Hi everyone,
I have a .fasta file that I have created by running trinity (so it is an transcript assembly). I want to know the CG% for each contig and keep those with low % of CG. My data belong to a bird infected by Plasmodium and and only want contig with low CG% (because Plasmodium spp have low %).
I have used BBMap for calculating the CG content for all the contigs:
stats.sh trinity_gmap.fa
A C G T N IUPAC Other GC GC_stdev
0.3719 0.1285 0.1326 0.3670 0.0000 0.0000 0.0000 0.2611 0.1979
Main genome scaffold total: 37974
Main genome contig total: 37974
Main genome scaffold sequence total: 32.330 MB
Main genome contig sequence total: 32.330 MB 0.000% gap
Main genome scaffold N/L50: 7241/1.313 KB
Main genome contig N/L50: 7241/1.313 KB
Main genome scaffold N/L90: 26130/354
Main genome contig N/L90: 26130/354
Max scaffold length: 14.632 KB
Max contig length: 14.632 KB
Number of scaffolds > 50 KB: 0
% main genome in scaffolds > 50 KB: 0.00%
Minimum Number Number Total Total Scaffold
Scaffold of of Scaffold Contig Contig
Length Scaffolds Contigs Length Length Coverage
-------- -------------- -------------- -------------- -------------- --------
All 37,974 37,974 32,329,550 32,329,550 100.00%
100 37,974 37,974 32,329,550 32,329,550 100.00%
250 33,820 33,820 31,398,555 31,398,555 100.00%
500 19,529 19,529 26,343,945 26,343,945 100.00%
1 KB 10,520 10,520 19,945,249 19,945,249 100.00%
2.5 KB 1,873 1,873 6,692,233 6,692,233 100.00%
5 KB 197 197 1,290,084 1,290,084 100.00%
10 KB 5 5 57,511 57,511 100.00%
So, the toal % of CG is 26% which is not too bad :)

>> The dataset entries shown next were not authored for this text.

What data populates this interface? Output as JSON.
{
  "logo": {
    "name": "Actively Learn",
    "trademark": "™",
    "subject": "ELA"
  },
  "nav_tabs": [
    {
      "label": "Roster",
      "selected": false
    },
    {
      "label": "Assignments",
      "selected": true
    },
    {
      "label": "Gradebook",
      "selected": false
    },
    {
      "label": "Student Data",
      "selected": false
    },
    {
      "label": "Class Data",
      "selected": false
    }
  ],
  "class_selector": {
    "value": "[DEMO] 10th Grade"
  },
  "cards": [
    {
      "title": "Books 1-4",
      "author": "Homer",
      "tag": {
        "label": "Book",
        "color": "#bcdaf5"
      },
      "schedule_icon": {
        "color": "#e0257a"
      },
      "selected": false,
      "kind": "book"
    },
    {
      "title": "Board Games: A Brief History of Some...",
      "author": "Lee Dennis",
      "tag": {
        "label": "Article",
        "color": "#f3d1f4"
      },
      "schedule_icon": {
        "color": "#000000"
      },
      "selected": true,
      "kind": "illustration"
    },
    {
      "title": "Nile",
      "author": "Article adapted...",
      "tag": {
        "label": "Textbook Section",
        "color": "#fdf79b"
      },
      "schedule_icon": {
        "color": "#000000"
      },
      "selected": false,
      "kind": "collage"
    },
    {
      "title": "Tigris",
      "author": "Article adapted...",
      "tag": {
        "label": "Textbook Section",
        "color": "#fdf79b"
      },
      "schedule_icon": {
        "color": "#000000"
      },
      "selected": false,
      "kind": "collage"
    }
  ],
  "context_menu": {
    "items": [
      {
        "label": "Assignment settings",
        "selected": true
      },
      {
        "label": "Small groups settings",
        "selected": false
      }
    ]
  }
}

however, I would like to know any way of calculating the CG content for each contig.
Any idea?
Thank you so much!
Thank you so much!. Your comment has been very helpful.
I just read that when I run
I get :
I have been reading about what means each column :
ts transition ie. adacent A<=>G or C<=>T tv transversion - the other possible [AGTC]<=>[AGTC] ajdacent pairs CpG CG pair (revcom aware) CpG-ts CG pair (revcom aware) but allowing transitions in 1st (and/or 2nd) base 2 number of ambiguous IUPAC bases with 2 possibile values 3 ditto with 3 4 ditto with 4 (I assume this means "N")
I think that the one I am interesting in is CpG. Or may be I should just focus on C and G columns?
If you want CG content, focus on G and C column and divide the sum of these two by the sum of all A, C, T, G.